Modifications du FSB
Premier remarque importante avant de procéder à une augmentation du FSB
: suivant les cartes mères et en particulier sur celles basées sur les
chipsets Nforce3 et 4, si le FSB sélectionné dans le bios est 200, les
fréquences AGP, PCI ou PCI-Express ne seront pas bloquées en cas
d’overclocking directement sous Windows. Vous verrez alors ces
fréquences augmenter en même temps que le FSB lors de l’utilisation
d’un logiciel comme Clockgen (voir ci-dessous la fréquence PCI à 40 Mhz
avec 240 de FSB au lieu de 33.3 MHz). C’est le cas par exemple sur les
cartes mères Gigabyte. Pensez à le vérifier avant de commencer à
overclocker sous Windows car des fréquences inappropriées pour les bus
PCI, PCI-Express et AGP peuvent entraîner des anomalies de
fonctionnement ou détériorer votre matériel.
Pour remédier à cela, veuillez sélectionner au préalable dans le bios
une valeur de 201Mhz pour le FSB et 67Mhz pour l AGP. La valeur pourra
varier selon la carte mère mais dans le cas de la Gigabyte que nous
avons utilisé, une valeur de 201 MHz a suffi (voir ci-dessous).

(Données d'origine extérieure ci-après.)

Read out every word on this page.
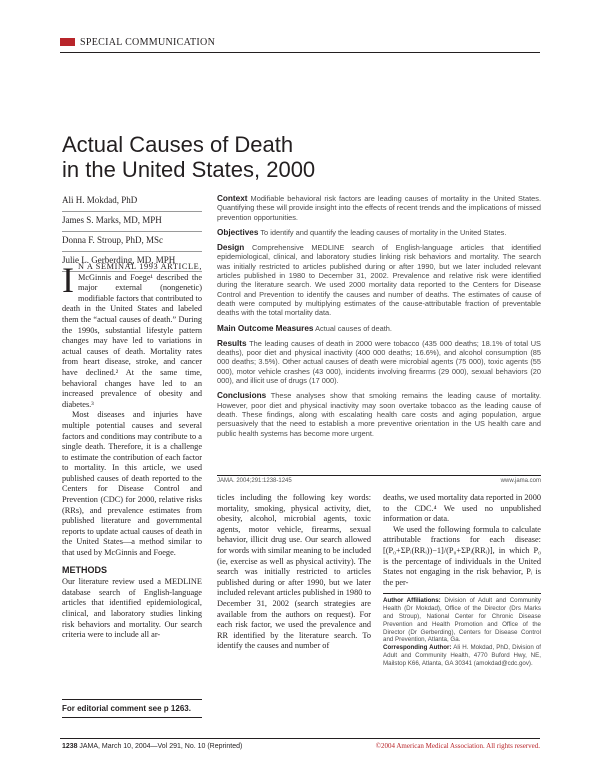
SPECIAL COMMUNICATION
Actual Causes of Death
in the United States, 2000
Ali H. Mokdad, PhD
James S. Marks, MD, MPH
Donna F. Stroup, PhD, MSc
Julie L. Gerberding, MD, MPH

Context Modifiable behavioral risk factors are leading causes of mortality in the United States. Quantifying these will provide insight into the effects of recent trends and the implications of missed prevention opportunities.

Objectives To identify and quantify the leading causes of mortality in the United States.

Design Comprehensive MEDLINE search of English-language articles that identified epidemiological, clinical, and laboratory studies linking risk behaviors and mortality. The search was initially restricted to articles published during or after 1990, but we later included relevant articles published in 1980 to December 31, 2002. Prevalence and relative risk were identified during the literature search. We used 2000 mortality data reported to the Centers for Disease Control and Prevention to identify the causes and number of deaths. The estimates of cause of death were computed by multiplying estimates of the cause-attributable fraction of preventable deaths with the total mortality data.

Main Outcome Measures Actual causes of death.

Results The leading causes of death in 2000 were tobacco (435 000 deaths; 18.1% of total US deaths), poor diet and physical inactivity (400 000 deaths; 16.6%), and alcohol consumption (85 000 deaths; 3.5%). Other actual causes of death were microbial agents (75 000), toxic agents (55 000), motor vehicle crashes (43 000), incidents involving firearms (29 000), sexual behaviors (20 000), and illicit use of drugs (17 000).

Conclusions These analyses show that smoking remains the leading cause of mortality. However, poor diet and physical inactivity may soon overtake tobacco as the leading cause of death. These findings, along with escalating health care costs and aging population, argue persuasively that the need to establish a more preventive orientation in the US health care and public health systems has become more urgent.

JAMA. 2004;291:1238-1245	www.jama.com
I N A SEMINAL 1993 ARTICLE, McGinnis and Foege¹ described the major external (nongenetic) modifiable factors that contributed to death in the United States and labeled them the “actual causes of death.” During the 1990s, substantial lifestyle pattern changes may have led to variations in actual causes of death. Mortality rates from heart disease, stroke, and cancer have declined.² At the same time, behavioral changes have led to an increased prevalence of obesity and diabetes.³

Most diseases and injuries have multiple potential causes and several factors and conditions may contribute to a single death. Therefore, it is a challenge to estimate the contribution of each factor to mortality. In this article, we used published causes of death reported to the Centers for Disease Control and Prevention (CDC) for 2000, relative risks (RRs), and prevalence estimates from published literature and governmental reports to update actual causes of death in the United States—a method similar to that used by McGinnis and Foege.

METHODS

Our literature review used a MEDLINE database search of English-language articles that identified epidemiological, clinical, and laboratory studies linking risk behaviors and mortality. Our search criteria were to include all ar-

For editorial comment see p 1263.

ticles including the following key words: mortality, smoking, physical activity, diet, obesity, alcohol, microbial agents, toxic agents, motor vehicle, firearms, sexual behavior, illicit drug use. Our search allowed for words with similar meaning to be included (ie, exercise as well as physical activity). The search was initially restricted to articles published during or after 1990, but we later included relevant articles published in 1980 to December 31, 2002 (search strategies are available from the authors on request). For each risk factor, we used the prevalence and RR identified by the literature search. To identify the causes and number of

deaths, we used mortality data reported in 2000 to the CDC.⁴ We used no unpublished information or data.

We used the following formula to calculate attributable fractions for each disease: [(P₀+ΣPᵢ(RRᵢ))−1]/(P₀+ΣPᵢ(RRᵢ)], in which P₀ is the percentage of individuals in the United States not engaging in the risk behavior, Pᵢ is the per-

Author Affiliations: Division of Adult and Community Health (Dr Mokdad), Office of the Director (Drs Marks and Stroup), National Center for Chronic Disease Prevention and Health Promotion and Office of the Director (Dr Gerberding), Centers for Disease Control and Prevention, Atlanta, Ga.
Corresponding Author: Ali H. Mokdad, PhD, Division of Adult and Community Health, 4770 Buford Hwy, NE, Mailstop K66, Atlanta, GA 30341 (amokdad@cdc.gov).
1238 JAMA, March 10, 2004—Vol 291, No. 10 (Reprinted)	©2004 American Medical Association. All rights reserved.
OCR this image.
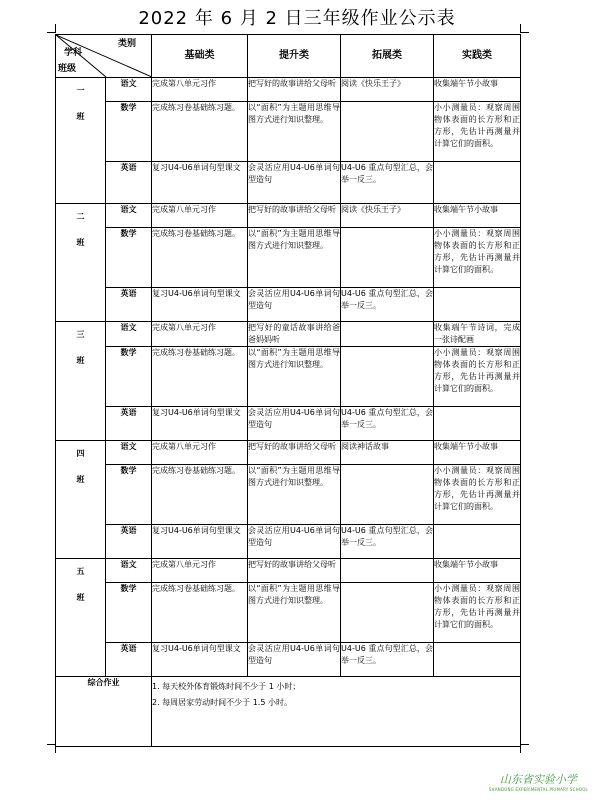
2022 年 6 月 2 日三年级作业公示表
类别
学科
班级		基础类	提升类	拓展类	实践类

一班	语文	完成第八单元习作	把写好的故事讲给父母听	阅读《快乐王子》	收集端午节小故事
	数学	完成练习卷基础练习题。	以“面积”为主题用思维导图方式进行知识整理。		小小测量员：观察周围物体表面的长方形和正方形，先估计再测量并计算它们的面积。
	英语	复习U4-U6单词句型课文	会灵活应用U4-U6单词句型造句	U4-U6 重点句型汇总，会举一反三。	

二班	语文	完成第八单元习作	把写好的故事讲给父母听	阅读《快乐王子》	收集端午节小故事
	数学	完成练习卷基础练习题。	以“面积”为主题用思维导图方式进行知识整理。		小小测量员：观察周围物体表面的长方形和正方形，先估计再测量并计算它们的面积。
	英语	复习U4-U6单词句型课文	会灵活应用U4-U6单词句型造句	U4-U6 重点句型汇总，会举一反三。	

三班	语文	完成第八单元习作	把写好的童话故事讲给爸爸妈妈听		收集端午节诗词，完成一张诗配画
	数学	完成练习卷基础练习题。	以“面积”为主题用思维导图方式进行知识整理。		小小测量员：观察周围物体表面的长方形和正方形，先估计再测量并计算它们的面积。
	英语	复习U4-U6单词句型课文	会灵活应用U4-U6单词句型造句	U4-U6 重点句型汇总，会举一反三。	

四班	语文	完成第八单元习作	把写好的故事讲给父母听	阅读神话故事	收集端午节小故事
	数学	完成练习卷基础练习题。	以“面积”为主题用思维导图方式进行知识整理。		小小测量员：观察周围物体表面的长方形和正方形，先估计再测量并计算它们的面积。
	英语	复习U4-U6单词句型课文	会灵活应用U4-U6单词句型造句	U4-U6 重点句型汇总，会举一反三。	

五班	语文	完成第八单元习作	把写好的故事讲给父母听		收集端午节小故事
	数学	完成练习卷基础练习题。	以“面积”为主题用思维导图方式进行知识整理。		小小测量员：观察周围物体表面的长方形和正方形，先估计再测量并计算它们的面积。
	英语	复习U4-U6单词句型课文	会灵活应用U4-U6单词句型造句	U4-U6 重点句型汇总，会举一反三。	
综合作业		1. 每天校外体育锻炼时间不少于 1 小时；
2. 每周居家劳动时间不少于 1.5 小时。			
山东省实验小学
SHANDONG EXPERIMENTAL PRIMARY SCHOOL
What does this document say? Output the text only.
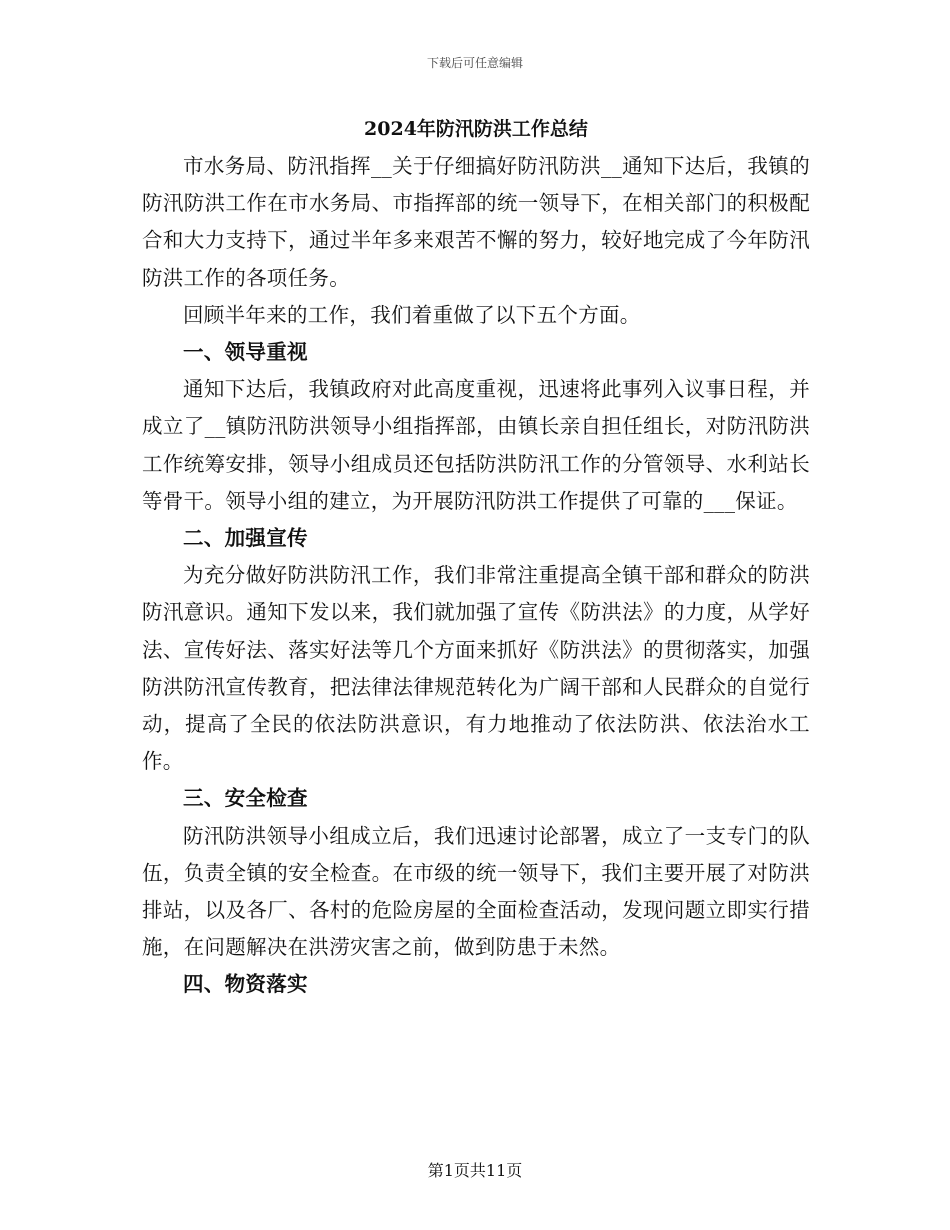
下载后可任意编辑
2024年防汛防洪工作总结

市水务局、防汛指挥__关于仔细搞好防汛防洪__通知下达后，我镇的防汛防洪工作在市水务局、市指挥部的统一领导下，在相关部门的积极配合和大力支持下，通过半年多来艰苦不懈的努力，较好地完成了今年防汛防洪工作的各项任务。

回顾半年来的工作，我们着重做了以下五个方面。

一、领导重视

通知下达后，我镇政府对此高度重视，迅速将此事列入议事日程，并成立了__镇防汛防洪领导小组指挥部，由镇长亲自担任组长，对防汛防洪工作统筹安排，领导小组成员还包括防洪防汛工作的分管领导、水利站长等骨干。领导小组的建立，为开展防汛防洪工作提供了可靠的___保证。

二、加强宣传

为充分做好防洪防汛工作，我们非常注重提高全镇干部和群众的防洪防汛意识。通知下发以来，我们就加强了宣传《防洪法》的力度，从学好法、宣传好法、落实好法等几个方面来抓好《防洪法》的贯彻落实，加强防洪防汛宣传教育，把法律法律规范转化为广阔干部和人民群众的自觉行动，提高了全民的依法防洪意识，有力地推动了依法防洪、依法治水工作。

三、安全检查

防汛防洪领导小组成立后，我们迅速讨论部署，成立了一支专门的队伍，负责全镇的安全检查。在市级的统一领导下，我们主要开展了对防洪排站，以及各厂、各村的危险房屋的全面检查活动，发现问题立即实行措施，在问题解决在洪涝灾害之前，做到防患于未然。

四、物资落实

第1页共11页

Modifier le FSB via Clockgen
La première étape lors de la quête d’un overclocking stable et durable
est de trouver les limites du processeur. Cela implique donc des
manœuvres répétées de changements de FSB, de Vcore, etc. Plusieurs
solutions se présentent dès lors à vous : vous pouvez modifier le FSB
dans le bios, redémarrez le PC et attendre de voir si la machine va
démarrer le système d’exploitation. Cette démarche peut s’avérer très
vite fastidieuse et longue. Il est généralement conseillé d’utiliser
plutôt un logiciel sous Windows comme Clockgen ou éventuellement un
logiciel fourni avec la carte mère. Ils permettent de jouer avec le FSB
et d’autres paramètres comme le voltage dans le meilleur des cas, comme
par exemple avec la suite logicielle µGuru de ABIT. En ce qui nous
concerne, nous préférons utiliser Clockgen, utilitaire gratuit
développé par
CPUid. Ce logiciel ne
permet pas de modifier le voltage délivré au processeur à partir de
Windows pour les plateformes Intel mais bien pour les plateformes
Athlon 64, tant mieux, c’est le sujet qui nous intéresse.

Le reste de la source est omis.